We ate our starters and salads with the proffered forks and spoons, which, Wong explained, are the standard Thai utensils. Chopsticks, she said, are used mainly for noodles, so we used them for the pad thai.

As promised, it wasn’t spicy at all, but neither was it candy sweet, and it was topped with six big, tender shrimp.

The highlight of Simply Thai’s noodle dishes is khao soi, which features simmered egg noodles buried beneath a coconut-based, yellow-curry broth, and a crisp tangle of fried egg noodles floating on top. The creamy broth is cut by the sharpness of raw onions and the sour zing of pickled mustard greens. As you eat, submerge the fried noodles in the broth and appreciate their textural transformation from crisp to chewy.

Also stellar was the green curry (we’re back to forks and spoons now), from whose gorgeous, coconut-creamed broth poked bright purple eggplant, squeaky-fresh bamboo shoots, bell pepper and tender slices of chicken.
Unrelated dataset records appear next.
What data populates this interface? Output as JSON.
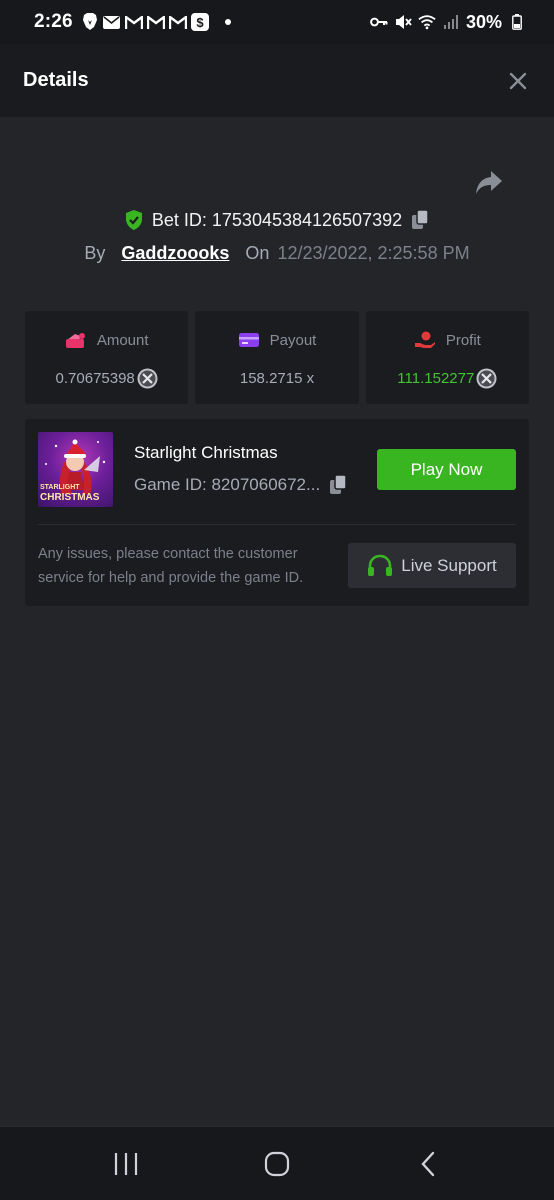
{
  "status_bar": {
    "time": "2:26",
    "battery": "30%",
    "left_icons": [
      "brave-icon",
      "mail-icon",
      "gmail-icon",
      "gmail-icon",
      "gmail-icon",
      "cashapp-icon"
    ],
    "right_icons": [
      "key-icon",
      "mute-icon",
      "wifi-icon",
      "signal-icon",
      "battery-icon"
    ]
  },
  "header": {
    "title": "Details"
  },
  "bet": {
    "bet_id": "Bet ID: 1753045384126507392",
    "by_label": "By",
    "username": "Gaddzoooks",
    "on_label": "On",
    "date": "12/23/2022, 2:25:58 PM"
  },
  "stats": [
    {
      "label": "Amount",
      "value": "0.70675398",
      "icon": "wallet-icon",
      "color": "#e8336b"
    },
    {
      "label": "Payout",
      "value": "158.2715 x",
      "icon": "card-icon",
      "color": "#8b3ef0"
    },
    {
      "label": "Profit",
      "value": "111.152277",
      "icon": "hand-coin-icon",
      "color": "#e03a3a"
    }
  ],
  "game": {
    "thumb_line1": "STARLIGHT",
    "thumb_line2": "CHRISTMAS",
    "name": "Starlight Christmas",
    "game_id": "Game ID: 8207060672...",
    "play_label": "Play Now",
    "help_text": "Any issues, please contact the customer service for help and provide the game ID.",
    "support_label": "Live Support"
  },
  "colors": {
    "accent_green": "#3ab522",
    "profit_green": "#3fc62f",
    "background": "#232529",
    "card": "#1b1c1f"
  }
}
If you like duck, don’t miss the duck tamarind, a mostly boneless half bird fried super crisp and sauced with sweet (but not cloying) tamarind glaze and showered with fried shallot rings. We much preferred this to the fried, tamarind-sauced whole fish, because duck can stand up to sweet and fried in a way mild red snapper can’t.

When fresh mangoes are available, Simply Thai serves them for dessert with sweet sticky rice. In the non-mango months, such as January, chef Sittidej tints her sticky rice a soft blue with butterfly pea flowers, and tops it with coconut cream and toasted sesame seeds. I’ll go out on a limb and say this was the best blue dessert I ever had.
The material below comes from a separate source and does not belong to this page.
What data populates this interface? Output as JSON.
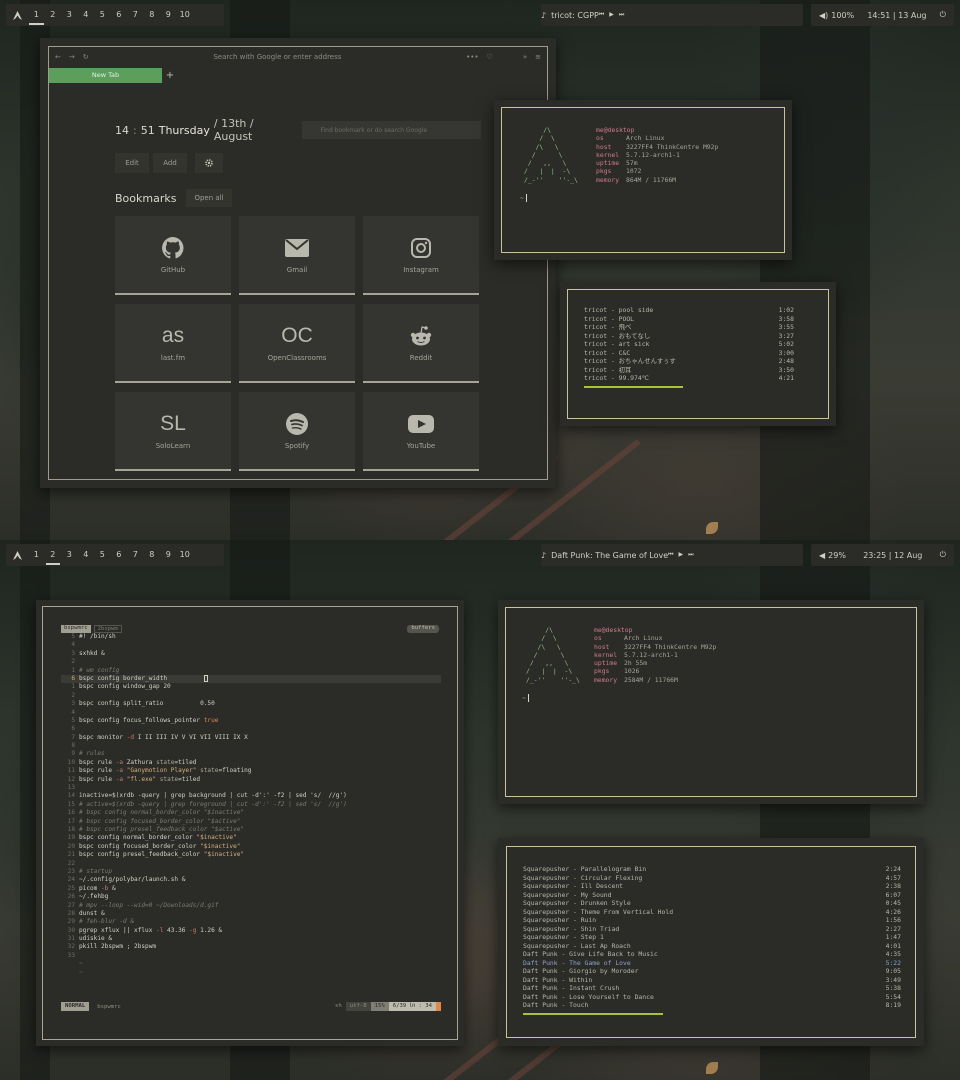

Disappointments at Simply Thai were few and far between. Curry puffs, a starter, were mushy. The Thai fried rice was flabby. On a frigid night, the dining room was a little too cool for comfort. But service, in the person of Amy Wong, was warm enough to make up for it. Her wise counsel — and Sittidej’s cooking — brought me out of my Thai tizzy.